As I visited these sites, the image of seeds came to mind. They have to die in order to produce new life. Those seeds sprout and grow deep roots that are below the surface and are unseen. The roots trip allowed me to experience those roots and examine the seeds that with great faith transformed our community. This in-depth look at the strength, courage, and faith of the earliest members of my community encourages me to respond to God's call in my own unique way. I experience that same call those early sisters encountered: God reaching out to me and helping me to plant seeds that, with care and nurturing, will hopefully bear fruit in the future.

Discerning and answering God's call, the community relocated to Clinton, Iowa in the 1890s. Continuing to answer God's call they broadened their ministry from education to also include healthcare and eventually various other forms of ministry.

With great love and devotion these earliest sisters gave everything, including even meeting untimely death due to the harsh conditions.
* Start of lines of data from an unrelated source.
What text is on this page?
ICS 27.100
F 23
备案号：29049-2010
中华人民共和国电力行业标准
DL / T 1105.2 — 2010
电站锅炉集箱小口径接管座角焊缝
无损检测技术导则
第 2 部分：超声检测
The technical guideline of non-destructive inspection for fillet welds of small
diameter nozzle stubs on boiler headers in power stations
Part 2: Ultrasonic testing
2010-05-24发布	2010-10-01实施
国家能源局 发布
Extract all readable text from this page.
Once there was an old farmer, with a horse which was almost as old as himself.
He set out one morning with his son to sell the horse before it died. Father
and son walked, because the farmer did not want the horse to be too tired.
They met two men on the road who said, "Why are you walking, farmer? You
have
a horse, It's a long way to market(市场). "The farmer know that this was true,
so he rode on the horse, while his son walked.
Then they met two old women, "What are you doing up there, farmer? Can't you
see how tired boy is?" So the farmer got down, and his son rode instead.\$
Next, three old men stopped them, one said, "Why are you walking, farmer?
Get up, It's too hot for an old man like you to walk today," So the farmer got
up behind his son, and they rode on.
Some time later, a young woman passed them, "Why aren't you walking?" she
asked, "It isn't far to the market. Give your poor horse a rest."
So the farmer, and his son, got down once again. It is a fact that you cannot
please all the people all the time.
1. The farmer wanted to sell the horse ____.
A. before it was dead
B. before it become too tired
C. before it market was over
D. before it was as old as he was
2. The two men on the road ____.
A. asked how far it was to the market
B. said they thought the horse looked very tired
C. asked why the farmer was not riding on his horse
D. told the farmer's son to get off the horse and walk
However, the seeds of their lives and ministry brought forth abundant new life. Their sacrifices never became the big stories that we hear of saints acting with great faith in adversity, oppression and injustice. Rather, they were of the more humble, everyday variety that lack details because of that very humility.

Our early sisters were born in the margins, right where Pope Francis is directing religious and the church to go to today. From that graced space of the margins, these brave sisters gave all they had in the spirit and imitation of Saints Francis and Clare.

Our world and circumstances are very different today than in the earliest years of this fledgling community, but the common thread I found is the uncertainty of the future. The early years were lived in great material, but especially spiritual, poverty. Not knowing what the future would hold, those sisters relied on God — they had to. I can only imagine the hope, faith, and great love they had in order to radically live the Gospel. I am inspired and feel a deep connection to their enthusiastic "yes" to God. Although the precise form that religious life will take in the future is unclear, we each find ways to say "yes" to God. That "yes" has to be strong and steady to respond to the needs of the time and place. Now instead of being in the margins, we have to continually seek out the margins because of the very nature of how the world has changed.

I stand on the shoulders of those who came before me. Those early seeds were transformed into deep roots that continue to feed and nurture a mighty tree, the tree reflected on my community's chapel doors. I continue to be inspired and spiritually nourished by those deep roots of the brave and faithful women who came before me.

One hundred and fifty years from now, there will be future sisters that see this point in the community history as the halfway point. I cannot even begin to guess what life will be like 150 years from now. How will the Sisters of St. Francis radically live the Gospel in 2166? Rooted in the Gospel and rooted in love.